Dota 2 analyst degaz reported that a website was created in China to access private information regarding the practices of professional teams and players. Valve was informed about this method and addressed the vulnerability associated with MOBA API keys.
During my short vacation, I decided to write a brief post about cheats, specifically Chinese cheats. If anyone remembers, in 2017 there was a significant scandal (Rurugate) where Chinese teams LGD and EHOME could access scrims and other private matches using an API key belonging to Perfect World. (Actually, they could do much more, like gain full control over Steam accounts, but that’s not the point. You can read more here). It is highly likely that the same situation has occurred again. Recently, I was shown a website that allowed viewing the exact MMR of players at any rank (down to the single digit), and also to see absolutely all matches, even from closed profiles at low MMR. Furthermore, the site was created by someone previously affiliated with Keen (also known as EHOME).
Consequently, a group of trusted Dota experts, including Boskey, Leamare, sikle, NoraD, Noxville, casual, and a few anonymous individuals, was assembled to investigate. After discussing various technical possibilities, we concluded that another API key leak was the most probable cause.
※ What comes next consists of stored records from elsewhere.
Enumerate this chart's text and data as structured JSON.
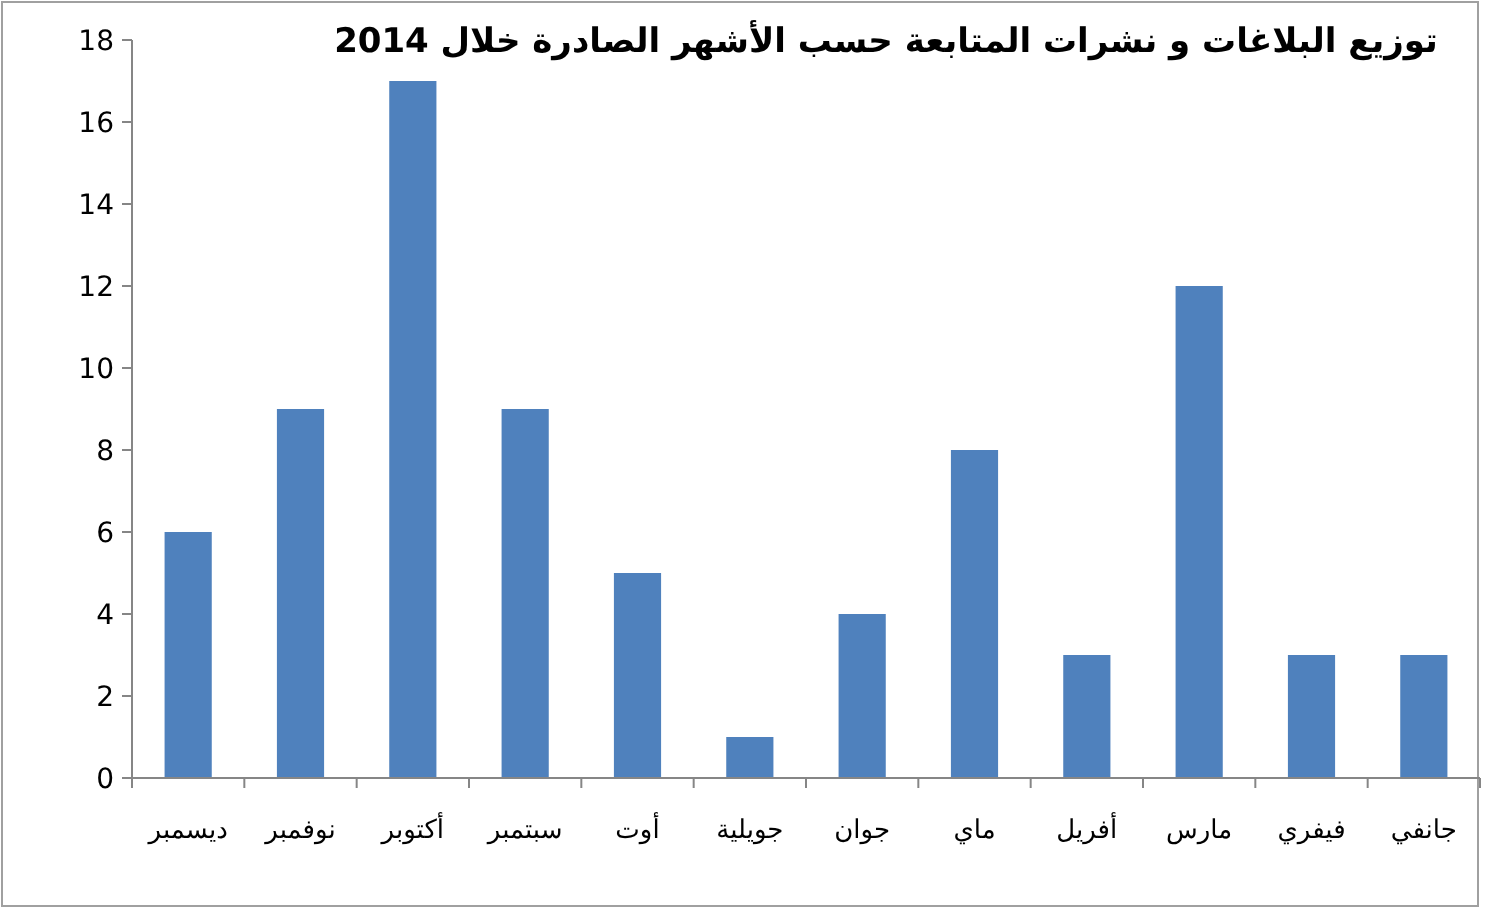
{
  "chart_data": {
    "type": "bar",
    "title": "توزيع البلاغات و نشرات المتابعة حسب الأشهر الصادرة خلال 2014",
    "categories": [
      "ديسمبر",
      "نوفمبر",
      "أكتوبر",
      "سبتمبر",
      "أوت",
      "جويلية",
      "جوان",
      "ماي",
      "أفريل",
      "مارس",
      "فيفري",
      "جانفي"
    ],
    "values": [
      6,
      9,
      17,
      9,
      5,
      1,
      4,
      8,
      3,
      12,
      3,
      3
    ],
    "color": "#4f81bd",
    "ylim": [
      0,
      18
    ],
    "yticks": [
      0,
      2,
      4,
      6,
      8,
      10,
      12,
      14,
      16,
      18
    ],
    "grid": false
  }
}
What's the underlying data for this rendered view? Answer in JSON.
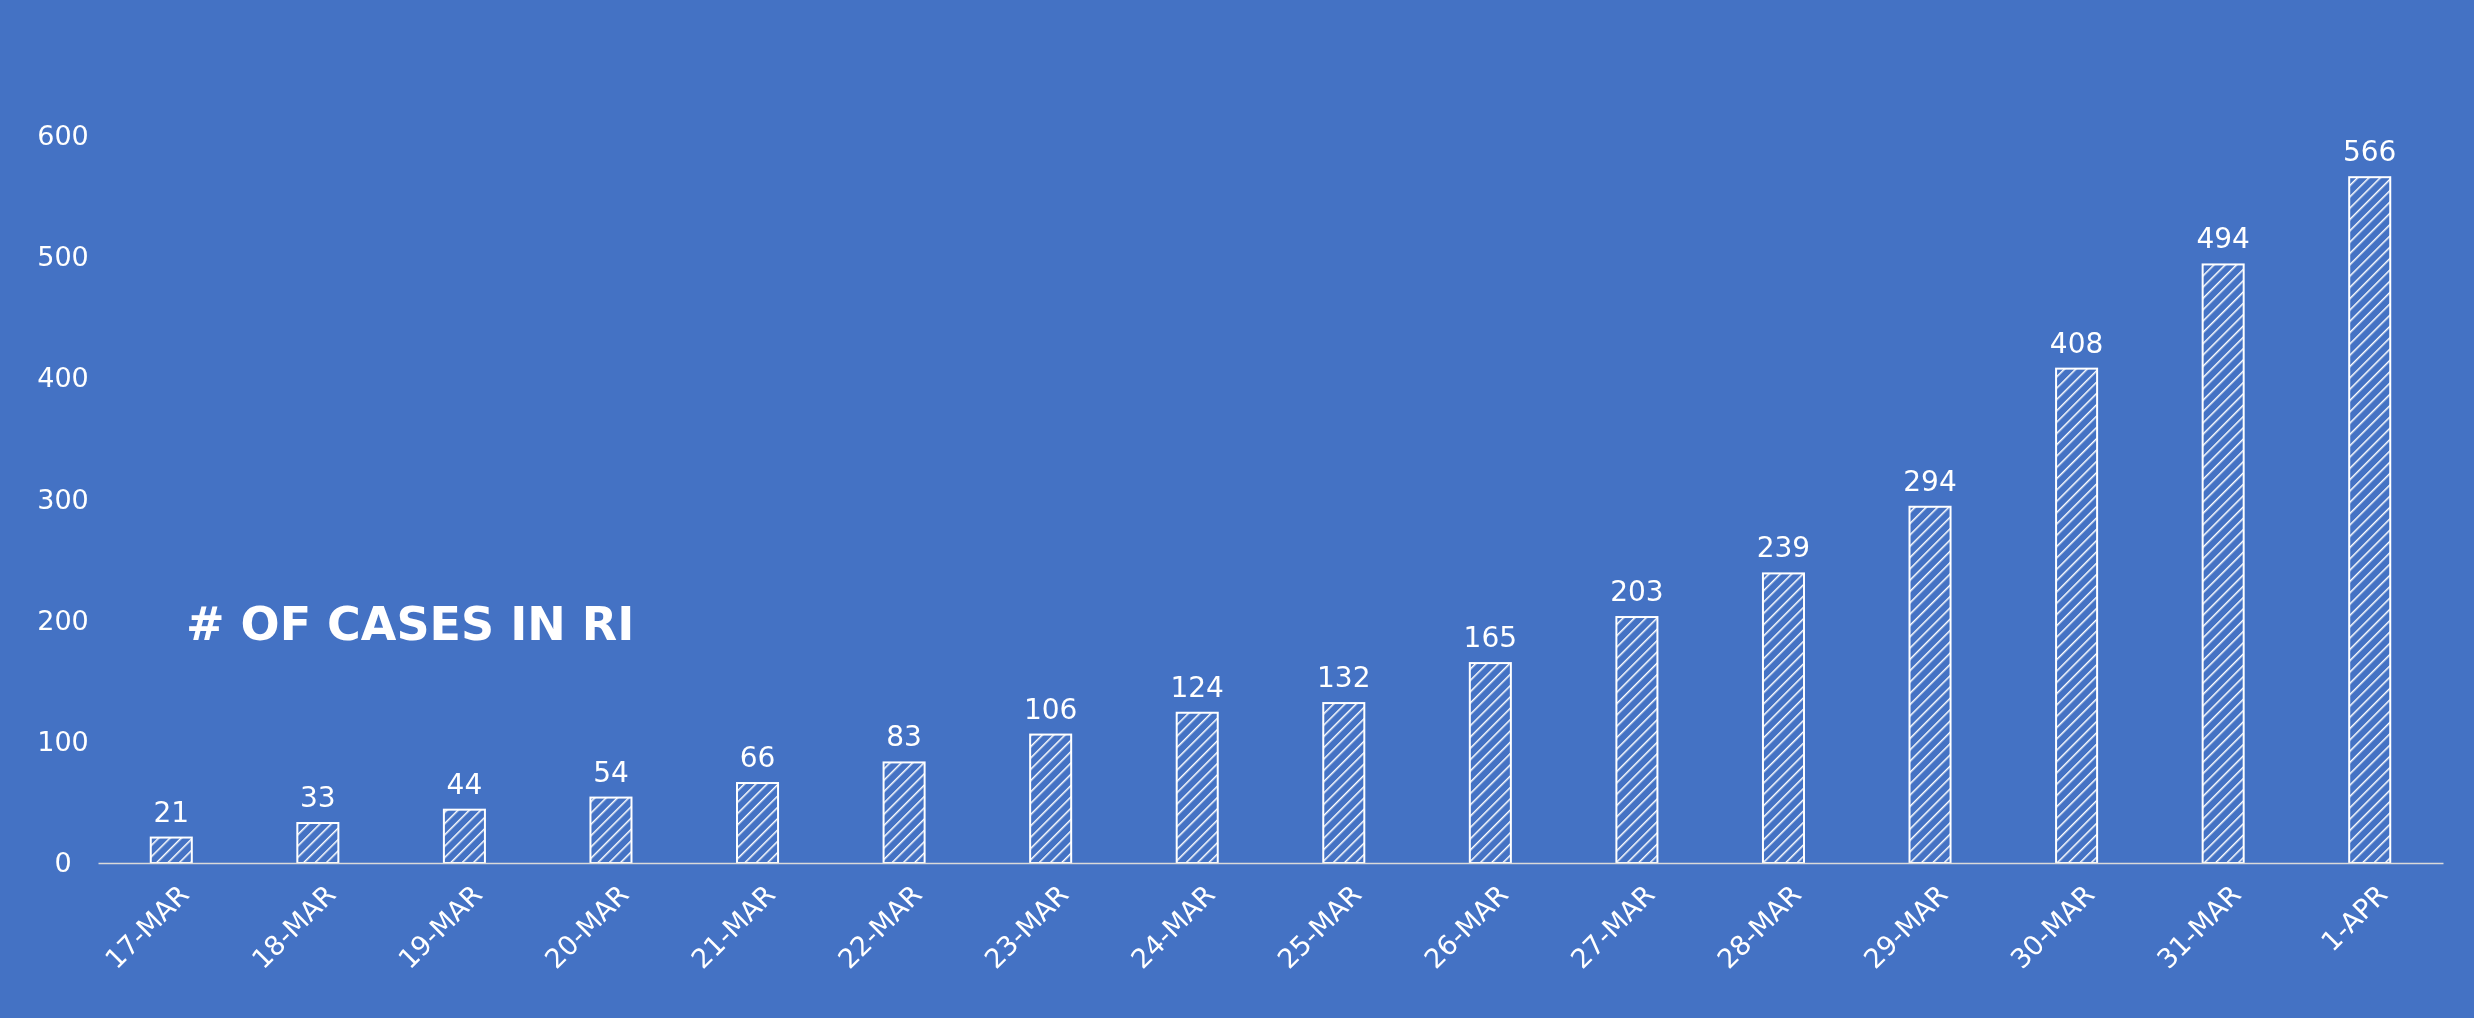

Therefore, we collectively wrote to Valve, outlining the situation and expressing concerns about the potential threat to fair play in esports.
A few days ago, Valve detected the key and completely blocked access to the method. This serves as a good reminder for developers to regularly monitor the status and usage of their API keys. I don’t see any reason to accuse any specific individuals or teams, as there is no direct (or even indirect) evidence of cheat usage, and I strongly dislike pointless witch hunts. However, this whole situation amplifies concerns about the already fragile state of the region. Consider this.
In 2016, Pan “RuRu” Jie, the head of the esports organization LGD Gaming, was accused of utilizing a Dota 2 API key to obtain private practice data from other teams. It was alleged that she had been providing information about professional teams to her own teams since 2013, granting them an unfair advantage.